Outrossim, trago precedentes abaixo:
"AGRAVO INTERNO EM RECURSO DE REVISTA COM AGRAVO. INTERPOSIÇÃO ANTERIOR À VIGÊNCIA DA LEI N.º 13.467/2017. MATÉRIAS OBJETO DO AGRAVO DE INSTRUMENTO. PRELIMINAR DE NULIDADE POR NEGATIVA DE PRESTAÇÃO JURISDICIONAL. A negativa de prestação jurisdicional só se configura quando não há fundamentação na decisão. Dessa feita, analisar o acerto ou não do entendimento regional é matéria de mérito, não sendo legítima a tentativa de modificação por meio da preliminar em questão. E esta é exatamente a situação que se verifica nos presentes autos, na medida em que o Juízo a quo esclareceu satisfatoriamente todos os pontos objeto de questionamento.
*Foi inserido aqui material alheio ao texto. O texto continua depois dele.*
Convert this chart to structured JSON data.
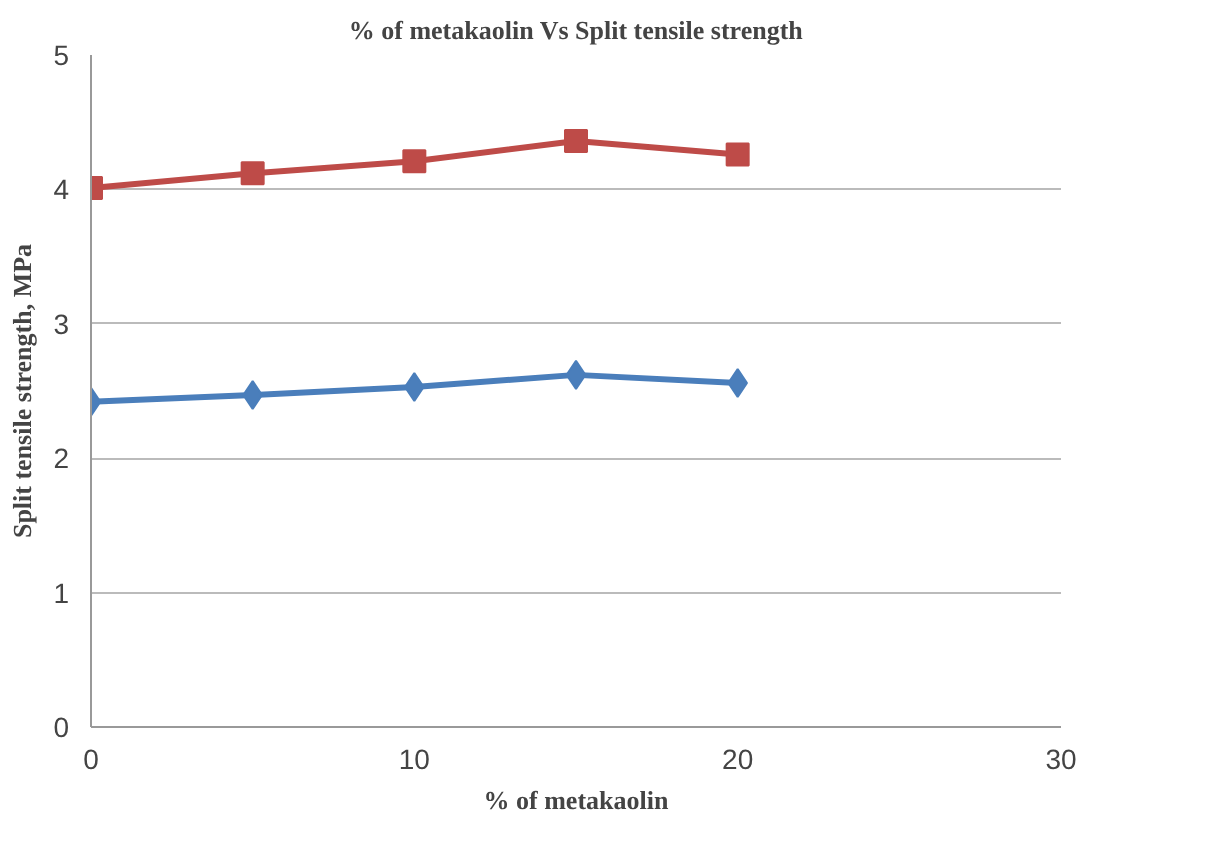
{
  "chart_data": {
    "type": "line",
    "title": "% of metakaolin Vs Split tensile strength",
    "xlabel": "% of metakaolin",
    "ylabel": "Split tensile strength, MPa",
    "x": [
      0,
      5,
      10,
      15,
      20
    ],
    "series": [
      {
        "color": "#4a7ebb",
        "values": [
          2.42,
          2.47,
          2.53,
          2.62,
          2.56
        ],
        "marker": "diamond"
      },
      {
        "color": "#be4b48",
        "values": [
          4.01,
          4.12,
          4.21,
          4.36,
          4.26
        ],
        "marker": "square"
      }
    ],
    "xlim": [
      0,
      30
    ],
    "xticks": [
      0,
      10,
      20,
      30
    ],
    "ylim": [
      0,
      5
    ],
    "yticks": [
      0,
      1,
      2,
      3,
      4,
      5
    ],
    "grid": "y"
  }
}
Agravo conhecido e não provido, no tema.[...] Recurso de Revista conhecido e parcialmente provido" (RR-11241-02.2014.5.01.0042, 1ª Turma, Relator Ministro Luiz Jose Dezena da Silva, DEJT 02/10/2023). - grifei
"AGRAVO EM AGRAVO DE INSTRUMENTO EM RECURSO DE REVISTA INTERPSOTO PELA EXECUTADA. EXECUÇÃO 1 - NEGATIVA DE PRESTAÇÃO JURISDICIONAL. TRANSCENDÊNCIA NÃO RECONHECIDA. A despeito das alegações da parte, não há de se falar em negativa de prestação jurisdicional, na medida em que o Tribunal Regional se pronunciou a contento sobre as razões pelas quais concluiu ser desnecessária a nomeação de perito atuarial. Com efeito, a Corte de origem registrou expressamente que o comando exequendo determina a liquidação por simples cálculos. Assentou, ainda, que não há comprovação, por parte da ré, da necessidade de que os cálculos fossem feitos por perito atuarial, tampouco há demonstração de que tenha sofrido prejuízo, sobretudo porque lhe foi assegurado o direito de discutir os cálculos homologados. Concorde o agravante ou não com os fundamentos assentados pelo Tribunal de origem, observa-se que houve manifestação adequada sobre a matéria, tendo sido entregue de forma completa a prestação jurisdicional. Agravo não provido.[...]. Agravo não provido" (Ag-AIRR-240000-48.2009.5.20.0006, 8ª Turma, Relatora Ministra Delaide Alves Miranda Arantes, DEJT 02/10/2023). - grifei
"AGRAVO DE TJR INDÚSTRIA GRAFICA LTDA. AGRAVO DE INSTRUMENTO EM RECURSO DE REVISTA. ACÓRDÃO PUBLICADO NA VIGÊNCIA DA LEI Nº 13.467/2017. PRELIMINAR DE NEGATIVA DE PRESTAÇÃO JURISDICIONAL. AUSÊNCIA DE TRANSCENDÊNCIA. A decisão não contraria o precedente firmado em sede de repercussão geral pelo STF (AI 791.292 QO-RG, Rel. Min. Gilmar Mendes, DJe de 12/08/2010), no qual a Excelsa Corte decidiu "que o art. 93, IX, da Constituição Federal exige que o acórdão ou decisão sejam fundamentados" , uma vez que o e. TRT expôs fundamentação suficiente, consignando, de forma explícita, que, "restou comprovado, por amostragem, que as anotações constantes nos cartões de ponto são bastante confusas, sobretudo, quanto aos domingos e dias destinados à compensação, além do trabalho em 13 dias seguidos, sem pausa, de 11 a 23 de janeiro de 2016, o que, de fato, invalida o acordo de compensação" . Nesse sentido, a Corte Regional assentou que diante da existência de horas extras praticadas, são inválidos todos os acordos de compensação do período da condenação. Nesse contexto, estando devidamente fundamentada a decisão, evidencia-se, por consectário lógico, a ausência de transcendência da matéria, em qualquer das suas modalidades. Agravo não provido. [...]. Agravo não provido" (Ag-RRAg-10534-36.2019.5.15.0085, 5ª Turma, Relator Ministro Breno Medeiros, DEJT 29/09/2023). - grifei
Decisão desfavorável não pode ser confundida com decisão insuficiente ou omissa.
Em tal cenário, não se evidencia mácula aos dispositivos constitucionais e legais invocados.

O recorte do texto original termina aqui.